In regards to practical affairs, I thinking raising and educating children on socially harmful activities is a matter of introducing the subject matter to them in the right context, to the right degree, and with the appropriate command to avoid it. And by introduce I certainly do not mean an engaging in the activity itself, but rather a sincere attempt to have you and your child come to a sensitive understanding about what it is and why it is wrong. Thus you don’t simply hide the entire subject from their awareness, but at the appropriate time – talk about it, what’s wrong with it, etc. Since children are cluelessly unaware of the nature of much of social and pop culture – when they are introduced to socially harmful activities, they will not understand quiet how to process it, being subject to their untrained emotions and feelings. Consequently, this type of social education becomes a kind of pre-emptive strike. You equip your child with the right information – or more importantly, the right sensibilities with which to approach the subject matter (careful and understanding avoidance).
While there are so many parents out there who fail to instill the right virtues in their children because they absurdly wish their children to go through life ‘making their own choices’ – i.e. without the appropriate moral guidance, I think there are too many who think a harsh command is all that is needed. And of course with children and teenagers’ concupiscient curiosity, unexplained commands are likely to fail.
I think it’s important to emphasize that this is practical endeavor, requiring prudence/practical wisdom to determine the reasonable course of educating the child.
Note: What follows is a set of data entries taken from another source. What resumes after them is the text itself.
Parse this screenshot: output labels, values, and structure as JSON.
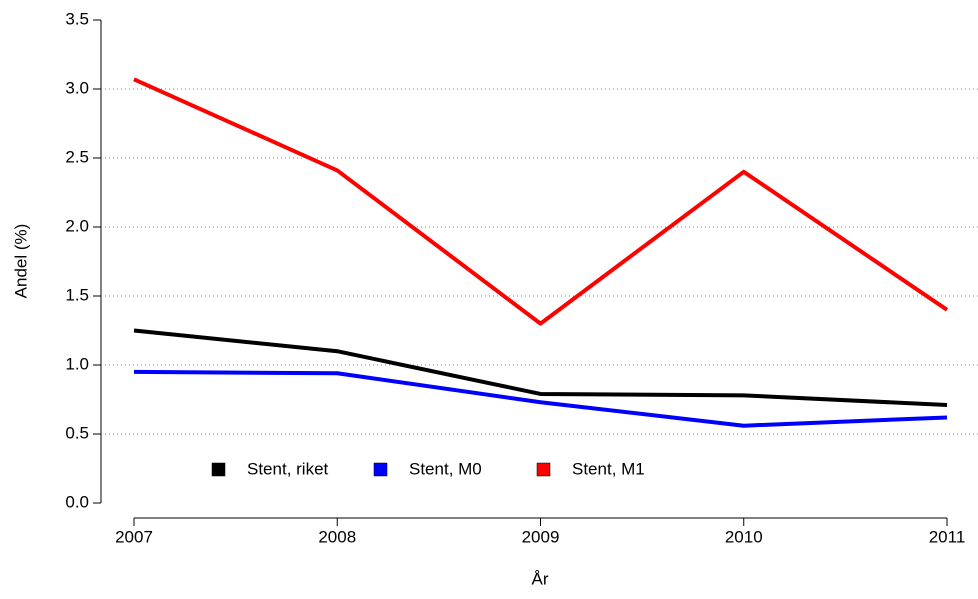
{
  "chart_data": {
    "type": "line",
    "xlabel": "År",
    "ylabel": "Andel (%)",
    "categories": [
      "2007",
      "2008",
      "2009",
      "2010",
      "2011"
    ],
    "series": [
      {
        "name": "Stent, riket",
        "color": "#000000",
        "values": [
          1.25,
          1.1,
          0.79,
          0.78,
          0.71
        ]
      },
      {
        "name": "Stent, M0",
        "color": "#0000ff",
        "values": [
          0.95,
          0.94,
          0.73,
          0.56,
          0.62
        ]
      },
      {
        "name": "Stent, M1",
        "color": "#ff0000",
        "values": [
          3.07,
          2.41,
          1.3,
          2.4,
          1.4
        ]
      }
    ],
    "ylim": [
      0,
      3.5
    ],
    "yticks": [
      {
        "value": 0,
        "label": "0.0"
      },
      {
        "value": 0.5,
        "label": "0.5"
      },
      {
        "value": 1,
        "label": "1.0"
      },
      {
        "value": 1.5,
        "label": "1.5"
      },
      {
        "value": 2,
        "label": "2.0"
      },
      {
        "value": 2.5,
        "label": "2.5"
      },
      {
        "value": 3,
        "label": "3.0"
      },
      {
        "value": 3.5,
        "label": "3.5"
      }
    ],
    "grid": true,
    "legend": "bottom"
  }
}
It will differ based on subject matter and the child’s existing awareness and contact with the subject in question.
Laura writes:
These are essential points.
Moral training is like physical training in important ways. A child doesn’t become a competitive cross country runner by taking a few long jogs; similarly, he won’t necessarily reject bad habits or activities simply because he is told once or twice that they are harmful. One has to build up virtue gradually. As Aristotle pointed out, ethical training involves habituating individuals to the good. Artistotle, by the way, would have been an avid reader of The Thinking Housewife if he were alive today and if his philosophical bent were protected from modern specialization. The preservation of this moral training in a culture absolutely depends on traditional sex roles and hands-on child rearing, so he would have endorsed these things. Gee, I wonder whether he would have sent in comments. Actually, I think I might have discouraged that.
Mercedes Dugger writes:
Thank you for the excellent posts today on Epicureanism and especially, Lady Gaga – Scott M.’s comments were especially insightful.
It’s gratifying to see that so many of your readers reference C.S. Lewis, probably the foremost defender of Christian morality in the 20th century. It’s too bad his books are not required reading in our schools, because the clarity with which he writes about morality could be understood even by school age children.
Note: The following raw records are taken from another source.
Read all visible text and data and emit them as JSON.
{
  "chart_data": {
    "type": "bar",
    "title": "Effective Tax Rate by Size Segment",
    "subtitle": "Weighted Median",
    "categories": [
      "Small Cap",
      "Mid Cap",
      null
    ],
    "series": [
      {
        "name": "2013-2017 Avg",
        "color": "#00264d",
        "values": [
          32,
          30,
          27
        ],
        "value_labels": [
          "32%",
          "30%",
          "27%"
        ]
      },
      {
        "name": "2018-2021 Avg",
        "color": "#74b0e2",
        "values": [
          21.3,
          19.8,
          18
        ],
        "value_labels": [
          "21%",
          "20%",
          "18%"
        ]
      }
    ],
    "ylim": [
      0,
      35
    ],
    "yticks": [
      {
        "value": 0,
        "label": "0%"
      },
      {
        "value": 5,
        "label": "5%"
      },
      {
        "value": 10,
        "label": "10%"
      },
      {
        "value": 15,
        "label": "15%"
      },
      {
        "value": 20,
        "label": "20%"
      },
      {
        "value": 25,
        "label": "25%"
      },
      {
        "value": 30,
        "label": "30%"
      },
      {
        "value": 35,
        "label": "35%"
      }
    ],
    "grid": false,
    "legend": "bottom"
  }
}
Thank you again for your thought-provoking work today.
Laura writes:
You are welcome. I don’t need Aristotle as a commenter; I’ve got enough perceptive readers as it is.
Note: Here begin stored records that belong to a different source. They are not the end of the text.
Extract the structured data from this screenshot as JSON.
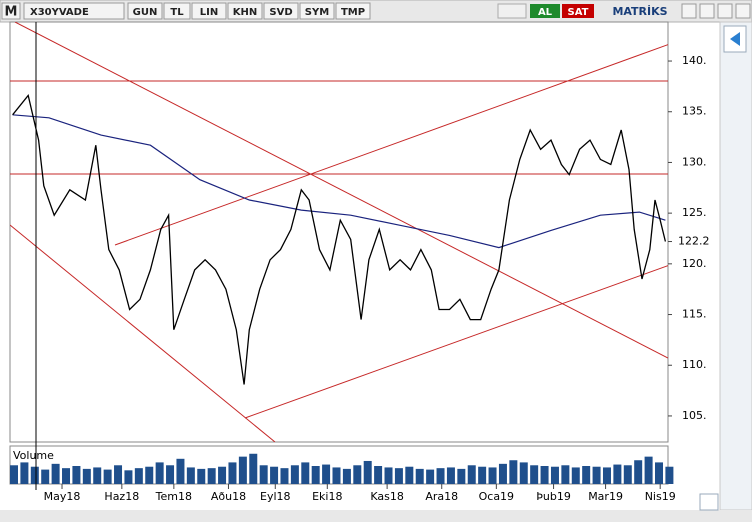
{
  "toolbar": {
    "logo_letter": "M",
    "symbol": "X30YVADE",
    "buttons": [
      "GUN",
      "TL",
      "LIN",
      "KHN",
      "SVD",
      "SYM",
      "TMP"
    ],
    "buy": "AL",
    "sell": "SAT",
    "brand": "MATRİKS"
  },
  "chart_data": {
    "type": "line",
    "color": "#000000",
    "x": [
      1,
      7,
      11,
      13,
      17,
      23,
      29,
      33,
      35,
      38,
      42,
      46,
      50,
      54,
      58,
      61,
      63,
      67,
      71,
      75,
      79,
      83,
      87,
      90,
      92,
      96,
      100,
      104,
      108,
      112,
      115,
      119,
      123,
      127,
      131,
      135,
      138,
      142,
      146,
      150,
      154,
      158,
      162,
      165,
      169,
      173,
      177,
      181,
      185,
      188,
      192,
      196,
      200,
      204,
      208,
      212,
      215,
      219,
      223,
      227,
      231,
      235,
      238,
      240,
      243,
      246,
      248,
      250,
      252
    ],
    "values": [
      134.7,
      136.6,
      132.2,
      127.7,
      124.8,
      127.3,
      126.3,
      131.7,
      127.3,
      121.4,
      119.4,
      115.5,
      116.5,
      119.4,
      123.4,
      124.8,
      113.5,
      116.5,
      119.4,
      120.4,
      119.4,
      117.5,
      113.5,
      108.1,
      113.5,
      117.5,
      120.4,
      121.4,
      123.4,
      127.3,
      126.3,
      121.4,
      119.4,
      124.3,
      122.4,
      114.5,
      120.4,
      123.4,
      119.4,
      120.4,
      119.4,
      121.4,
      119.4,
      115.5,
      115.5,
      116.5,
      114.5,
      114.5,
      117.5,
      119.4,
      126.3,
      130.3,
      133.2,
      131.3,
      132.2,
      129.8,
      128.8,
      131.3,
      132.2,
      130.3,
      129.8,
      133.2,
      129.3,
      123.4,
      118.5,
      121.4,
      126.3,
      124.3,
      122.2
    ],
    "moving_average": {
      "color": "#1a237e",
      "x": [
        1,
        15,
        35,
        54,
        73,
        92,
        112,
        131,
        150,
        169,
        188,
        208,
        227,
        242,
        252
      ],
      "values": [
        134.7,
        134.4,
        132.7,
        131.7,
        128.3,
        126.3,
        125.3,
        124.8,
        123.8,
        122.8,
        121.6,
        123.3,
        124.8,
        125.1,
        124.3
      ]
    },
    "last_value": 122.2,
    "xlim": [
      0,
      253
    ],
    "xticks": [
      {
        "value": 20,
        "label": "May18"
      },
      {
        "value": 43,
        "label": "Haz18"
      },
      {
        "value": 63,
        "label": "Tem18"
      },
      {
        "value": 84,
        "label": "Aðu18"
      },
      {
        "value": 102,
        "label": "Eyl18"
      },
      {
        "value": 122,
        "label": "Eki18"
      },
      {
        "value": 145,
        "label": "Kas18"
      },
      {
        "value": 166,
        "label": "Ara18"
      },
      {
        "value": 187,
        "label": "Oca19"
      },
      {
        "value": 209,
        "label": "Þub19"
      },
      {
        "value": 229,
        "label": "Mar19"
      },
      {
        "value": 250,
        "label": "Nis19"
      }
    ],
    "ylim": [
      102.43,
      143.85
    ],
    "yticks": [
      {
        "value": 105,
        "label": "105."
      },
      {
        "value": 110,
        "label": "110."
      },
      {
        "value": 115,
        "label": "115."
      },
      {
        "value": 120,
        "label": "120."
      },
      {
        "value": 125,
        "label": "125."
      },
      {
        "value": 130,
        "label": "130."
      },
      {
        "value": 135,
        "label": "135."
      },
      {
        "value": 140,
        "label": "140."
      }
    ],
    "volume": {
      "label": "Volume",
      "color": "#1f4f8c",
      "ylim": [
        0,
        500000
      ],
      "x": [
        0,
        4,
        8,
        12,
        16,
        20,
        24,
        28,
        32,
        36,
        40,
        44,
        48,
        52,
        56,
        60,
        64,
        68,
        72,
        76,
        80,
        84,
        88,
        92,
        96,
        100,
        104,
        108,
        112,
        116,
        120,
        124,
        128,
        132,
        136,
        140,
        144,
        148,
        152,
        156,
        160,
        164,
        168,
        172,
        176,
        180,
        184,
        188,
        192,
        196,
        200,
        204,
        208,
        212,
        216,
        220,
        224,
        228,
        232,
        236,
        240,
        244,
        248,
        252
      ],
      "values": [
        260000,
        300000,
        240000,
        200000,
        280000,
        220000,
        250000,
        210000,
        230000,
        200000,
        260000,
        190000,
        220000,
        240000,
        300000,
        260000,
        350000,
        230000,
        210000,
        220000,
        240000,
        300000,
        380000,
        420000,
        260000,
        240000,
        220000,
        260000,
        300000,
        250000,
        270000,
        230000,
        210000,
        260000,
        320000,
        250000,
        230000,
        220000,
        240000,
        210000,
        200000,
        220000,
        230000,
        210000,
        260000,
        240000,
        230000,
        280000,
        330000,
        300000,
        260000,
        250000,
        240000,
        260000,
        230000,
        250000,
        240000,
        230000,
        270000,
        260000,
        330000,
        380000,
        300000,
        240000
      ]
    }
  }
}
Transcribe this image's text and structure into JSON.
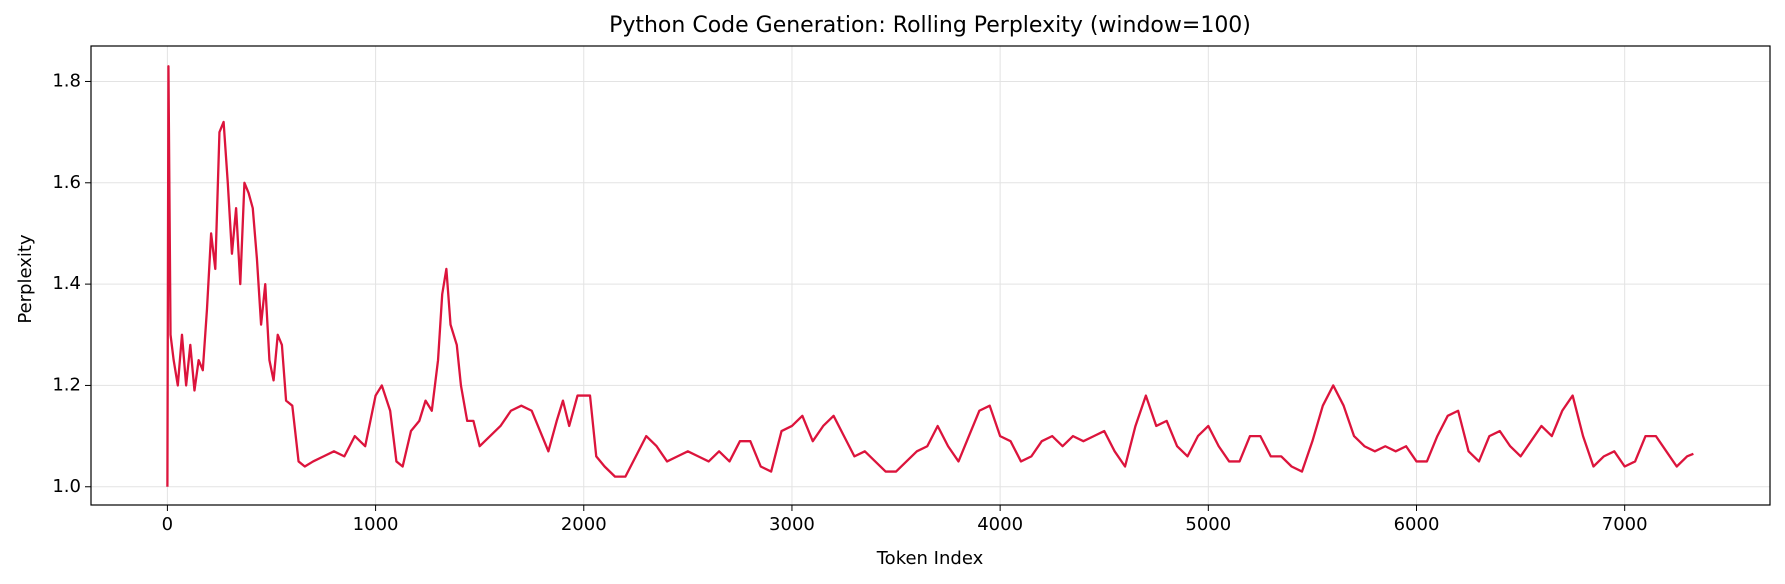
{
  "chart_data": {
    "type": "line",
    "title": "Python Code Generation: Rolling Perplexity (window=100)",
    "xlabel": "Token Index",
    "ylabel": "Perplexity",
    "x": [
      0,
      5,
      15,
      30,
      50,
      70,
      90,
      110,
      130,
      150,
      170,
      190,
      210,
      230,
      250,
      270,
      290,
      310,
      330,
      350,
      370,
      390,
      410,
      430,
      450,
      470,
      490,
      510,
      530,
      550,
      570,
      600,
      630,
      660,
      700,
      750,
      800,
      850,
      900,
      950,
      1000,
      1030,
      1070,
      1100,
      1130,
      1170,
      1210,
      1240,
      1270,
      1300,
      1320,
      1340,
      1360,
      1390,
      1410,
      1440,
      1470,
      1500,
      1550,
      1600,
      1650,
      1700,
      1750,
      1800,
      1830,
      1870,
      1900,
      1930,
      1970,
      2030,
      2060,
      2100,
      2150,
      2200,
      2250,
      2300,
      2350,
      2400,
      2450,
      2500,
      2550,
      2600,
      2650,
      2700,
      2750,
      2800,
      2850,
      2900,
      2950,
      3000,
      3050,
      3100,
      3150,
      3200,
      3250,
      3300,
      3350,
      3400,
      3450,
      3500,
      3550,
      3600,
      3650,
      3700,
      3750,
      3800,
      3850,
      3900,
      3950,
      4000,
      4050,
      4100,
      4150,
      4200,
      4250,
      4300,
      4350,
      4400,
      4450,
      4500,
      4550,
      4600,
      4650,
      4700,
      4750,
      4800,
      4850,
      4900,
      4950,
      5000,
      5050,
      5100,
      5150,
      5200,
      5250,
      5300,
      5350,
      5400,
      5450,
      5500,
      5550,
      5600,
      5650,
      5700,
      5750,
      5800,
      5850,
      5900,
      5950,
      6000,
      6050,
      6100,
      6150,
      6200,
      6250,
      6300,
      6350,
      6400,
      6450,
      6500,
      6550,
      6600,
      6650,
      6700,
      6750,
      6800,
      6850,
      6900,
      6950,
      7000,
      7050,
      7100,
      7150,
      7200,
      7250,
      7300,
      7330
    ],
    "series": [
      {
        "name": "Perplexity",
        "color": "#dc143c",
        "values": [
          1.0,
          1.83,
          1.3,
          1.25,
          1.2,
          1.3,
          1.2,
          1.28,
          1.19,
          1.25,
          1.23,
          1.35,
          1.5,
          1.43,
          1.7,
          1.72,
          1.6,
          1.46,
          1.55,
          1.4,
          1.6,
          1.58,
          1.55,
          1.45,
          1.32,
          1.4,
          1.25,
          1.21,
          1.3,
          1.28,
          1.17,
          1.16,
          1.05,
          1.04,
          1.05,
          1.06,
          1.07,
          1.06,
          1.1,
          1.08,
          1.18,
          1.2,
          1.15,
          1.05,
          1.04,
          1.11,
          1.13,
          1.17,
          1.15,
          1.25,
          1.38,
          1.43,
          1.32,
          1.28,
          1.2,
          1.13,
          1.13,
          1.08,
          1.1,
          1.12,
          1.15,
          1.16,
          1.15,
          1.1,
          1.07,
          1.13,
          1.17,
          1.12,
          1.18,
          1.18,
          1.06,
          1.04,
          1.02,
          1.02,
          1.06,
          1.1,
          1.08,
          1.05,
          1.06,
          1.07,
          1.06,
          1.05,
          1.07,
          1.05,
          1.09,
          1.09,
          1.04,
          1.03,
          1.11,
          1.12,
          1.14,
          1.09,
          1.12,
          1.14,
          1.1,
          1.06,
          1.07,
          1.05,
          1.03,
          1.03,
          1.05,
          1.07,
          1.08,
          1.12,
          1.08,
          1.05,
          1.1,
          1.15,
          1.16,
          1.1,
          1.09,
          1.05,
          1.06,
          1.09,
          1.1,
          1.08,
          1.1,
          1.09,
          1.1,
          1.11,
          1.07,
          1.04,
          1.12,
          1.18,
          1.12,
          1.13,
          1.08,
          1.06,
          1.1,
          1.12,
          1.08,
          1.05,
          1.05,
          1.1,
          1.1,
          1.06,
          1.06,
          1.04,
          1.03,
          1.09,
          1.16,
          1.2,
          1.16,
          1.1,
          1.08,
          1.07,
          1.08,
          1.07,
          1.08,
          1.05,
          1.05,
          1.1,
          1.14,
          1.15,
          1.07,
          1.05,
          1.1,
          1.11,
          1.08,
          1.06,
          1.09,
          1.12,
          1.1,
          1.15,
          1.18,
          1.1,
          1.04,
          1.06,
          1.07,
          1.04,
          1.05,
          1.1,
          1.1,
          1.07,
          1.04,
          1.06,
          1.065
        ]
      }
    ],
    "xlim": [
      -367,
      7698
    ],
    "ylim": [
      0.964,
      1.87
    ],
    "xticks": [
      0,
      1000,
      2000,
      3000,
      4000,
      5000,
      6000,
      7000
    ],
    "yticks": [
      {
        "value": 1.0,
        "label": "1.0"
      },
      {
        "value": 1.2,
        "label": "1.2"
      },
      {
        "value": 1.4,
        "label": "1.4"
      },
      {
        "value": 1.6,
        "label": "1.6"
      },
      {
        "value": 1.8,
        "label": "1.8"
      }
    ],
    "grid": true
  }
}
The idea of Lewis being required reading in our schools – well, I would happily pay twice my school taxes.
Nathan writes:
Aristotle’s Nichomachean Ethics offers far more wisdom than anything the moderns have written. Especially so when you consider the moral education of children. I can’t imagine teaching a growing child that – when faced with difficult moral choices – he or she should ‘maximize pleasure’ – or utilize some form of the categorical imperative.
Laura writes:
It is one of the greatest child rearing manuals ever written.